Tribune de Michel Tubiana, président de la LDH, Madeleine Rebérioux, présidente d’honneur de la LDH, et Henri Leclerc, président d’honneur de la LDH, publiée dans
Fallait-il se taire et nier nos principes ? La LDH était dans son rôle en étant présente au procès fait à Maurice Papon en raison de sa conduite durant l’Occupation, comme elle l’aurait été s’il avait été possible de le poursuivre en raison de son attitude durant la guerre d’Algérie. Elle était encore dans son rôle lorsque, durant le procès, elle se refusa à revêtir la robe du parquet en réclamant, à l’inverse de certaines parties civiles, une peine à l’encontre de l’intéressé. Elle l’est toujours, aujourd’hui, lorsqu’elle affirme publiquement que « finir sa vie en prison, y mourir n’est pas acceptable dans une société qui se veut respectueuse » de principes qui, bien entendu, n’ont jamais guidé Maurice Papon.
Au risque de fâcher un peu plus, la LDH ne reviendra pas sur cette affirmation. Mais elle entend que cette affirmation ne soit pas tronquée ; ce n’est pas le sort de Maurice Papon qui lui importe, mais, puisque la question est posée, celle de tous ces vieillards, ces malades qui attendent de finir leurs jours en prison. Nous ne considérons pas que nos principes s’appliquent de manière distributive, selon les personnes, les situations ou la nature des crimes. Sauf à se rapprocher de ceux que nous combattons depuis plus d’un siècle, nous ne pratiquerons pas une approche sélective des droits de l’Homme.
Il appartient aux pouvoirs publics qui viennent de découvrir, il n’est jamais trop tard, la situation d’ensemble des prisons françaises et des conditions d’incarcération, de prendre les mesures nécessaires, y compris législatives, pour que l’on ne meure plus en prison d’âge ou de maladie. Et nous ne tairons pas cette revendication au seul motif qu’elle pourrait bénéficier à Maurice Papon.

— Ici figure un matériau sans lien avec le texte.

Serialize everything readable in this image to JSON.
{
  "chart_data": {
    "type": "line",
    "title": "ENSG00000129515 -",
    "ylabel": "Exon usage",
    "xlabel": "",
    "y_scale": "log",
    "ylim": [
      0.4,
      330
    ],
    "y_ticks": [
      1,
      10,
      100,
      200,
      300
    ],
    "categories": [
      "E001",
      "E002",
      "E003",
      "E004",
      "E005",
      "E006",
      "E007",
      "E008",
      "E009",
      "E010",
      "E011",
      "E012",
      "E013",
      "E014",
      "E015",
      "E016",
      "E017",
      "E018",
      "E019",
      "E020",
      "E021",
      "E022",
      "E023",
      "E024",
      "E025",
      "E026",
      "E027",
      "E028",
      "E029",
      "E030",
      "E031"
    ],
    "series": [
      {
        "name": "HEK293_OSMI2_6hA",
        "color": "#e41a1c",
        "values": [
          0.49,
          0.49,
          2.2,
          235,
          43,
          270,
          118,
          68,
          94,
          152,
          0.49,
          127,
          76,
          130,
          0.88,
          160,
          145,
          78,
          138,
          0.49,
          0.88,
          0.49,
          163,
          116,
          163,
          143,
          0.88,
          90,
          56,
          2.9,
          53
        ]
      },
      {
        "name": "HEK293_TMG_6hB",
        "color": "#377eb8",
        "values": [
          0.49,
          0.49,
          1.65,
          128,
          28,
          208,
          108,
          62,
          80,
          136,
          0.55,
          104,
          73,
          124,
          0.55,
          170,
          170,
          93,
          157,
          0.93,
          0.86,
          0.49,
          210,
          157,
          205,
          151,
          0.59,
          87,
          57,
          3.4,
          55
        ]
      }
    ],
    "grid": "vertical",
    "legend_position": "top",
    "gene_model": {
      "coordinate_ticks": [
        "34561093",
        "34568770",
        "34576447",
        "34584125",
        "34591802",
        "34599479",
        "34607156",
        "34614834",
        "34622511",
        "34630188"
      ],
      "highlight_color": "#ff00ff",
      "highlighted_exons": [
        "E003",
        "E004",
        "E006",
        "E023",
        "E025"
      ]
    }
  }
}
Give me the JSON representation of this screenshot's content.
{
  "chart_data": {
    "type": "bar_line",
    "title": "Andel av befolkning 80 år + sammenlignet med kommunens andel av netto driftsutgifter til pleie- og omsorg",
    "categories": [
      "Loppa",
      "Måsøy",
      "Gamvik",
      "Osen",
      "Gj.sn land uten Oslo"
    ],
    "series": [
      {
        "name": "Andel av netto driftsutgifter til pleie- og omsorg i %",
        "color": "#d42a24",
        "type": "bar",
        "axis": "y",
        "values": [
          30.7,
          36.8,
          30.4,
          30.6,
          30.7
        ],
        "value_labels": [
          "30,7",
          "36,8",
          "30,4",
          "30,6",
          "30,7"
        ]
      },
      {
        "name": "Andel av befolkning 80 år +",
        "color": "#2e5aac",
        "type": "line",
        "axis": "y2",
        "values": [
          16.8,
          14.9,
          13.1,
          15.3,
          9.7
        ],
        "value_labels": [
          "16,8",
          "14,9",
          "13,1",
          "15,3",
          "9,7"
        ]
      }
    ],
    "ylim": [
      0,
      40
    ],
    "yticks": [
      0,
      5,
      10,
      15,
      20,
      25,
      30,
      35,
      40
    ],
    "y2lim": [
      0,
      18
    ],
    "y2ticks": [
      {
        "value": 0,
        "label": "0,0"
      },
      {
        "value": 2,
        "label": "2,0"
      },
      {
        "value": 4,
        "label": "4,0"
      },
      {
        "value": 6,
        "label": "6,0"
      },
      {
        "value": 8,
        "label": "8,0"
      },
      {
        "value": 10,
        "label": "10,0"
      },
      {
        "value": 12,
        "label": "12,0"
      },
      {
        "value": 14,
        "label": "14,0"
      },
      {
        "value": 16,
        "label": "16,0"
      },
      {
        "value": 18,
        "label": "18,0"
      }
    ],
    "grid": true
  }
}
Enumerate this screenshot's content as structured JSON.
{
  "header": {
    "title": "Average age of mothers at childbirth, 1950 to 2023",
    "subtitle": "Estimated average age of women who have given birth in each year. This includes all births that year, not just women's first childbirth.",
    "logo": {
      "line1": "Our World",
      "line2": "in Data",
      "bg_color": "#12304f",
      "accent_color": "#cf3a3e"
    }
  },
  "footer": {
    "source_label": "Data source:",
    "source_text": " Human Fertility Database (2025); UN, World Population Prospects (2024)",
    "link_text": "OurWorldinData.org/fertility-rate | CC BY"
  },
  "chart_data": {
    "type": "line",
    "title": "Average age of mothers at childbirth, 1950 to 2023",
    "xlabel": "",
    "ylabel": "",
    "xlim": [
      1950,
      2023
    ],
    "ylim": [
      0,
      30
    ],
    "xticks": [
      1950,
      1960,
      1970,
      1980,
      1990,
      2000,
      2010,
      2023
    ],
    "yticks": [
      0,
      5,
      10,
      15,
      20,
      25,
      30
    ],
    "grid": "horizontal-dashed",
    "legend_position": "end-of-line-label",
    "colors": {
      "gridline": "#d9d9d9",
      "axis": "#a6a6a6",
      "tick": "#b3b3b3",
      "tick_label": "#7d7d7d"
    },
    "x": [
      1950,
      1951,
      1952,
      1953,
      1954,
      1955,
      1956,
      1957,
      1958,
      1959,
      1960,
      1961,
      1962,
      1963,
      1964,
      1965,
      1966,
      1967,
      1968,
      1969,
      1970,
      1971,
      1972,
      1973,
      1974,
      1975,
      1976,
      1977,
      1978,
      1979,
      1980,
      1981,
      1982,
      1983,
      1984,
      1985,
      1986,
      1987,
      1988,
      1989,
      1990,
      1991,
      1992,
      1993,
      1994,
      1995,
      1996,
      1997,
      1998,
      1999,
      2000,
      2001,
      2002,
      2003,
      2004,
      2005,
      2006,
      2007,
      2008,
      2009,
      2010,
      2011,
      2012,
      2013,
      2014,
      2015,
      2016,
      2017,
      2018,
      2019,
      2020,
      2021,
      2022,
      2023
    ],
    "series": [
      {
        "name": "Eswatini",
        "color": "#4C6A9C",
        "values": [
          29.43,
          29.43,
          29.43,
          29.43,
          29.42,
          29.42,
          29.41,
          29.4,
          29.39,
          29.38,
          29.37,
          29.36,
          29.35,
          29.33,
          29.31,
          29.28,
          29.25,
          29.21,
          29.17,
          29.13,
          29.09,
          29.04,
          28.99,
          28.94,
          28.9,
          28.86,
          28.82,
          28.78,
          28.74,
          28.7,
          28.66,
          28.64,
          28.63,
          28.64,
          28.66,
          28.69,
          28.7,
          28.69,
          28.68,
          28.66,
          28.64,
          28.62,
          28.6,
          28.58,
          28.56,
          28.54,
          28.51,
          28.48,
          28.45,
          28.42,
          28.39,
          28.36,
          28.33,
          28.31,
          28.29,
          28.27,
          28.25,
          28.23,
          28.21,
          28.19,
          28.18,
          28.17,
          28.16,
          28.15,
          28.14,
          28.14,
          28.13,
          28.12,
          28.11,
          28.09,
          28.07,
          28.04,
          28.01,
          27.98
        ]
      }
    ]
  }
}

Réaffirmer ces principes n’est pas s’associer à la campagne actuelle en faveur de la libération de Maurice Papon.
Il n’a jamais émis le moindre regret de ses actes et a manifesté un tel mépris des victimes, durant les presque vingt ans qu’a duré la procédure, qu’à l’intolérable de son comportement et de ses conséquences, s’est ajoutée une dimension symbolique : sa mise en liberté serait ressentie comme un désaveu de sa condamnation et une nouvelle négation des victimes.
On conviendra que tel est d’ailleurs le sens que Jean-Marc Varaut a donné à sa démarche en qualifiant son client de « bouc émissaire » et de « condamné pour crime d’appartenance à l’administration française ».
La situation de Maurice Papon n’a d’exceptionnelle que l’idée qu’il se fait de lui-même et de ses actes. Rien ne peut justifier qu’il soit une nouvelle fois une exception.